Indemnités licenciement

Les montants sont légalement identiques

Le montant de l’indemnité légale de licenciement est, en principe, identique que l’employeur prononce un licenciement pour motif personnel ou pour motif économique.

Des conventions qui différencient

Dans une affaire récente, des salariés licenciés pour motif personnel demandaient à bénéficier de l’indemnité conventionnelle prévue en cas de licenciement économique, celle-ci étant plus élevée. Ils soutenaient que l’absence de différenciation du montant des indemnités de licenciement concernaient autant les indemnités de licenciement conventionnelles que légales.

Pas de transposition de la solution légale

Les juges rejettent pourtant la demande de ces salariés.

L’identité des montants des indemnités de licenciement ne concerne que les indemnités légales de licenciement. A l’inverse, les éventuelles indemnités conventionnelles de licenciement peuvent prévoir des montants différents selon que le motif est économique ou personnel.

Les limites à surveiller

Encore faut-il bien vérifier que les dispositions conventionnelles ne conduisent pas à un montant inférieur à ce que prévoit le code du travail. Les dispositions conventionnelles doivent être plus favorables au salarié.

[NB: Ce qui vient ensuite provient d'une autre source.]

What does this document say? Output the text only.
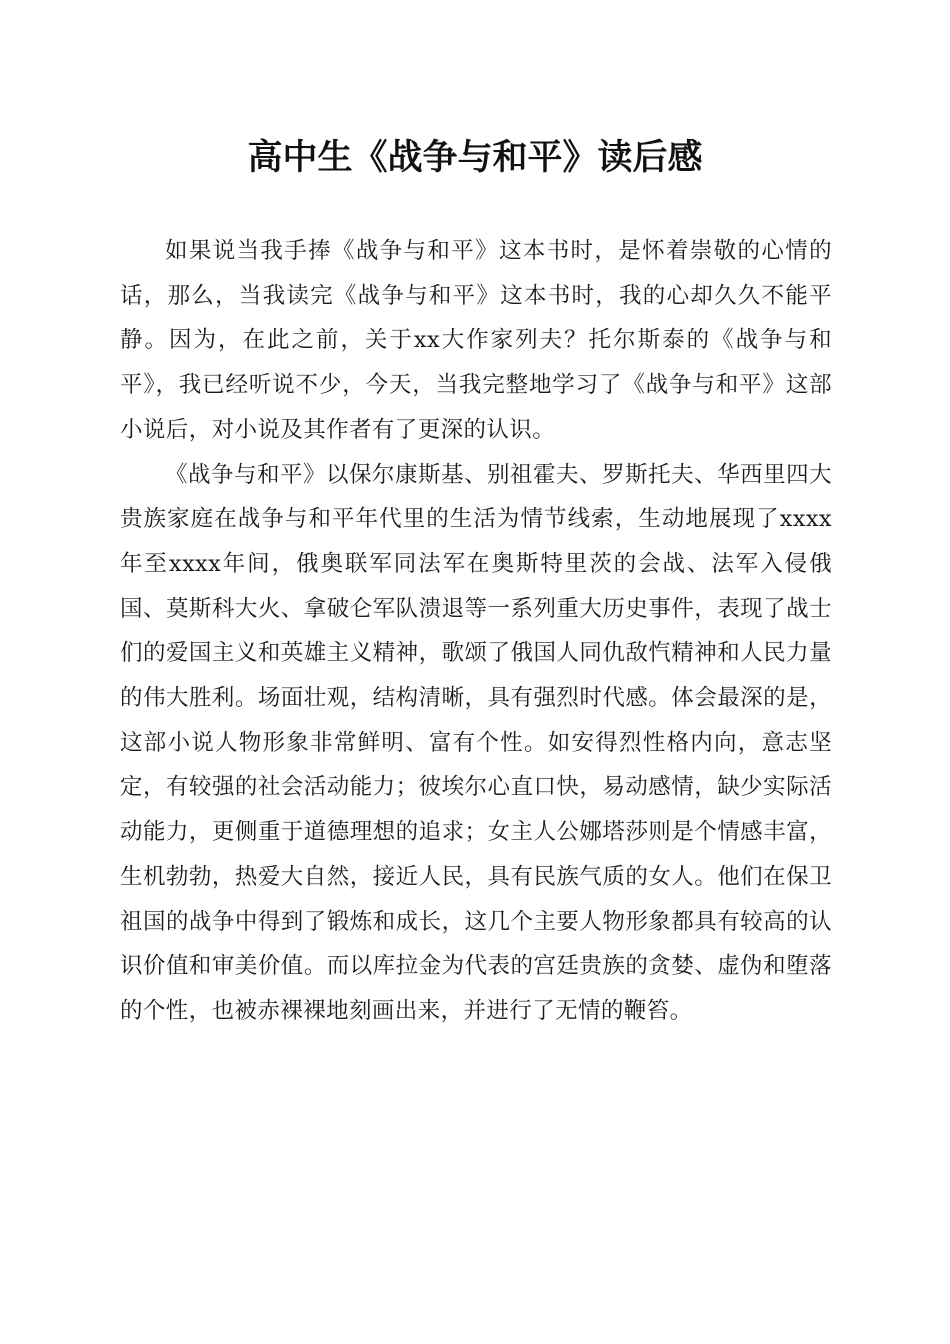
高中生《战争与和平》读后感

如果说当我手捧《战争与和平》这本书时，是怀着崇敬的心情的话，那么，当我读完《战争与和平》这本书时，我的心却久久不能平静。因为，在此之前，关于xx大作家列夫？托尔斯泰的《战争与和平》，我已经听说不少，今天，当我完整地学习了《战争与和平》这部小说后，对小说及其作者有了更深的认识。

《战争与和平》以保尔康斯基、别祖霍夫、罗斯托夫、华西里四大贵族家庭在战争与和平年代里的生活为情节线索，生动地展现了xxxx年至xxxx年间，俄奥联军同法军在奥斯特里茨的会战、法军入侵俄国、莫斯科大火、拿破仑军队溃退等一系列重大历史事件，表现了战士们的爱国主义和英雄主义精神，歌颂了俄国人同仇敌忾精神和人民力量的伟大胜利。场面壮观，结构清晰，具有强烈时代感。体会最深的是，这部小说人物形象非常鲜明、富有个性。如安得烈性格内向，意志坚定，有较强的社会活动能力；彼埃尔心直口快，易动感情，缺少实际活动能力，更侧重于道德理想的追求；女主人公娜塔莎则是个情感丰富，生机勃勃，热爱大自然，接近人民，具有民族气质的女人。他们在保卫祖国的战争中得到了锻炼和成长，这几个主要人物形象都具有较高的认识价值和审美价值。而以库拉金为代表的宫廷贵族的贪婪、虚伪和堕落的个性，也被赤裸裸地刻画出来，并进行了无情的鞭笞。
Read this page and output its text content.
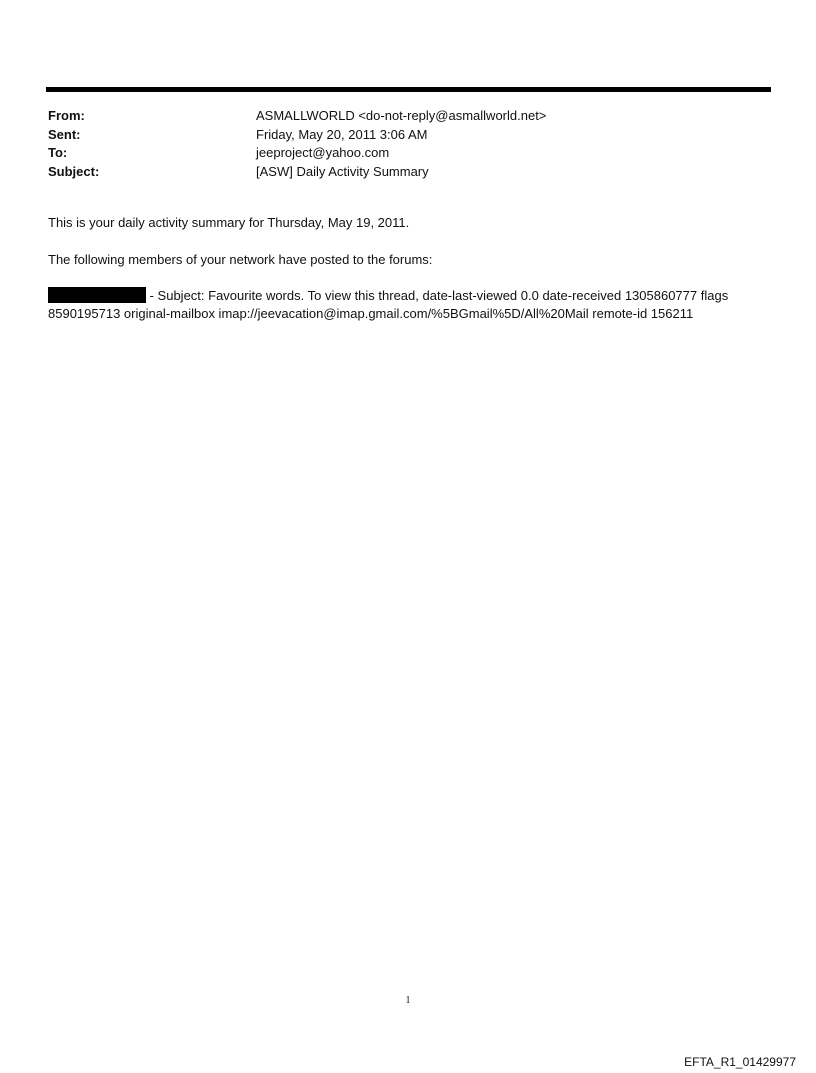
From:	ASMALLWORLD <do-not-reply@asmallworld.net>
Sent:	Friday, May 20, 2011 3:06 AM
To:	jeeproject@yahoo.com
Subject:	[ASW] Daily Activity Summary

This is your daily activity summary for Thursday, May 19, 2011.

The following members of your network have posted to the forums:

- Subject: Favourite words. To view this thread, date-last-viewed 0.0 date-received 1305860777 flags 8590195713 original-mailbox imap://jeevacation@imap.gmail.com/%5BGmail%5D/All%20Mail remote-id 156211

1
EFTA_R1_01429977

Déblocage exceptionnel de l’épargne salariale


Déblocage épargne salariale

Rappel

Du 1er juillet et jusqu’au 31 décembre 2013, les salariés peuvent demander le déblocage, dans la limite de 20 000 euros, de la participation aux résultats et de l’intéressement affecté à un plan d’épargne d’entreprise ou interentreprises et, sous condition, de la participation affectée à un compte courant bloqué.

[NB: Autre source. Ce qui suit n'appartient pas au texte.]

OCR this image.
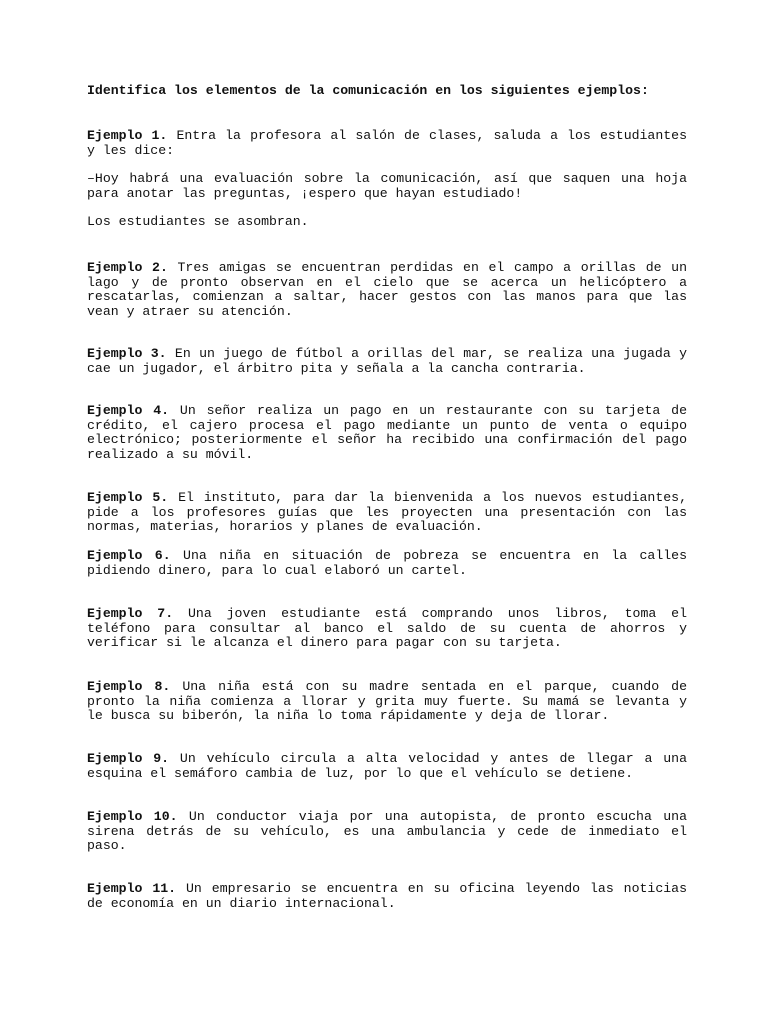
Identifica los elementos de la comunicación en los siguientes ejemplos:

Ejemplo 1. Entra la profesora al salón de clases, saluda a los estudiantes y les dice:

–Hoy habrá una evaluación sobre la comunicación, así que saquen una hoja para anotar las preguntas, ¡espero que hayan estudiado!

Los estudiantes se asombran.

Ejemplo 2. Tres amigas se encuentran perdidas en el campo a orillas de un lago y de pronto observan en el cielo que se acerca un helicóptero a rescatarlas, comienzan a saltar, hacer gestos con las manos para que las vean y atraer su atención.

Ejemplo 3. En un juego de fútbol a orillas del mar, se realiza una jugada y cae un jugador, el árbitro pita y señala a la cancha contraria.

Ejemplo 4. Un señor realiza un pago en un restaurante con su tarjeta de crédito, el cajero procesa el pago mediante un punto de venta o equipo electrónico; posteriormente el señor ha recibido una confirmación del pago realizado a su móvil.

Ejemplo 5. El instituto, para dar la bienvenida a los nuevos estudiantes, pide a los profesores guías que les proyecten una presentación con las normas, materias, horarios y planes de evaluación.

Ejemplo 6. Una niña en situación de pobreza se encuentra en la calles pidiendo dinero, para lo cual elaboró un cartel.

Ejemplo 7. Una joven estudiante está comprando unos libros, toma el teléfono para consultar al banco el saldo de su cuenta de ahorros y verificar si le alcanza el dinero para pagar con su tarjeta.

Ejemplo 8. Una niña está con su madre sentada en el parque, cuando de pronto la niña comienza a llorar y grita muy fuerte. Su mamá se levanta y le busca su biberón, la niña lo toma rápidamente y deja de llorar.

Ejemplo 9. Un vehículo circula a alta velocidad y antes de llegar a una esquina el semáforo cambia de luz, por lo que el vehículo se detiene.

Ejemplo 10. Un conductor viaja por una autopista, de pronto escucha una sirena detrás de su vehículo, es una ambulancia y cede de inmediato el paso.

Ejemplo 11. Un empresario se encuentra en su oficina leyendo las noticias de economía en un diario internacional.
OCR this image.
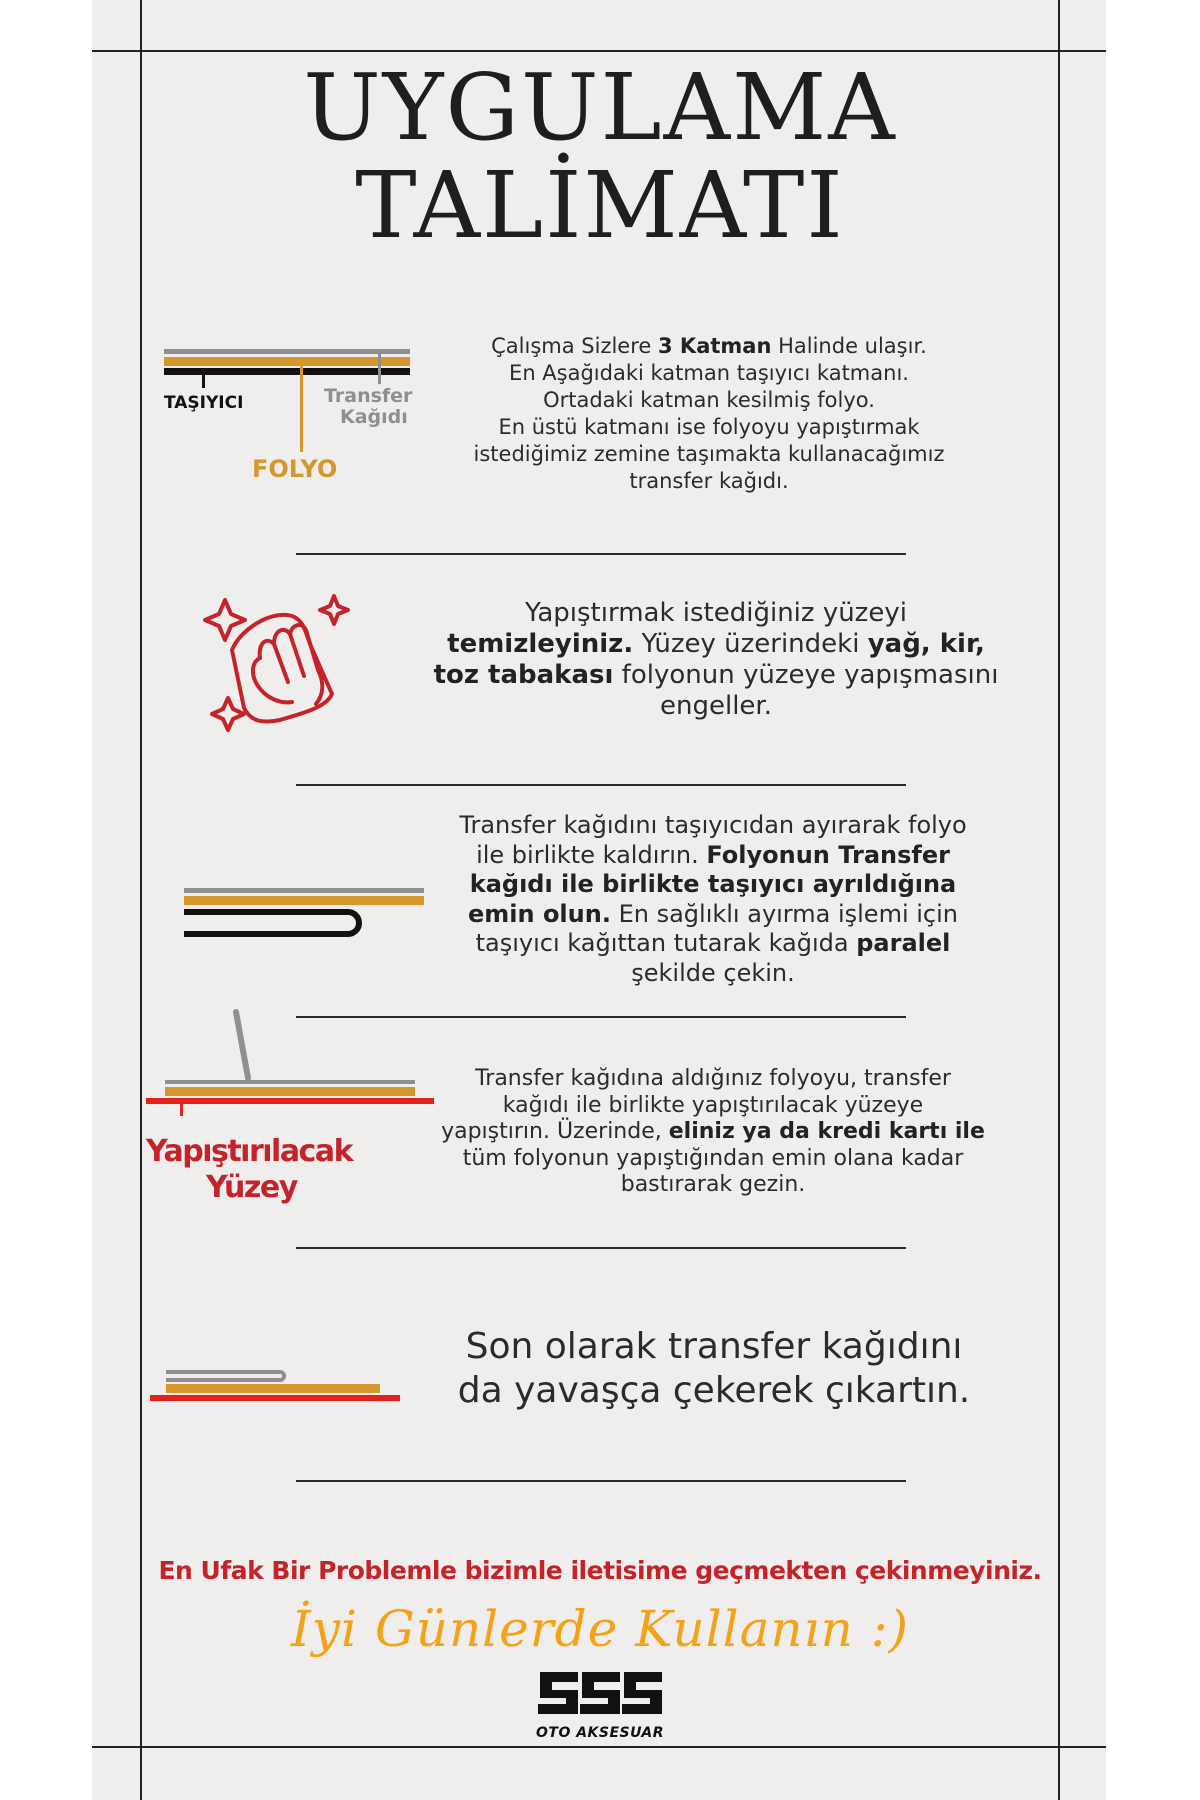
UYGULAMA
TALİMATI
TAŞIYICI
FOLYO
Transfer
Kağıdı
Çalışma Sizlere 3 Katman Halinde ulaşır.
En Aşağıdaki katman taşıyıcı katmanı.
Ortadaki katman kesilmiş folyo.
En üstü katmanı ise folyoyu yapıştırmak
istediğimiz zemine taşımakta kullanacağımız
transfer kağıdı.
Yapıştırmak istediğiniz yüzeyi
temizleyiniz. Yüzey üzerindeki yağ, kir,
toz tabakası folyonun yüzeye yapışmasını
engeller.
Transfer kağıdını taşıyıcıdan ayırarak folyo
ile birlikte kaldırın. Folyonun Transfer
kağıdı ile birlikte taşıyıcı ayrıldığına
emin olun. En sağlıklı ayırma işlemi için
taşıyıcı kağıttan tutarak kağıda paralel
şekilde çekin.
Yapıştırılacak
Yüzey
Transfer kağıdına aldığınız folyoyu, transfer
kağıdı ile birlikte yapıştırılacak yüzeye
yapıştırın. Üzerinde, eliniz ya da kredi kartı ile
tüm folyonun yapıştığından emin olana kadar
bastırarak gezin.
Son olarak transfer kağıdını
da yavaşça çekerek çıkartın.
En Ufak Bir Problemle bizimle iletisime geçmekten çekinmeyiniz.
İyi Günlerde Kullanın :)
OTO AKSESUAR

Questions et réponses de l’administration

L’administration a précisé de nombreux points sous forme de questions réponses. C’est ainsi qu’elle précise notamment :

  • l’ensemble des sommes issues de la participation et de l’intéressement est concerné par le déblocage, y compris l’abondement de l’employeur qui s’y rattache,
  • dans les deux mois de la publication de la loi (JO du 29 juin 2013), les employeurs doivent informer les salariés de leurs droits à déblocage exceptionnel, ce qui implique notamment de préciser si le déblocage est soumis à la conclusion d’un accord préalable ainsi que le régime social et fiscal des sommes (l’information peut être effectuée par tout moyen),
  • lorsque le déblocage est soumis à la conclusion d’un accord d’entreprise, la demande du salarié ne pourra être effectif, qu’après la conclusion de l’accord : cet accord devra être déposé auprès de la DIRRECTE du lieu de signature,
  • le déblocage de la participation gérée en compte courant bloqué dans le cadre d’un régime d’autorité est de droit pour les salariés concernés,
  • le salarié n’a pas à préciser le bien ou le service qu’il souhaite acquérir dans sa demande de déblocage, mais il doit tenir à la disposition de l’administration fiscale les justificatifs,
  • la demande du salarié et le déblocage doivent intervenir sur la même période, du 1er juillet au 31 décembre 2013, sachant que pour les demandes formulées à la fin de l’année 2013, il sera admis que le déblocage des fonds ne soit réalisé qu’au cours du mois de janvier 2014.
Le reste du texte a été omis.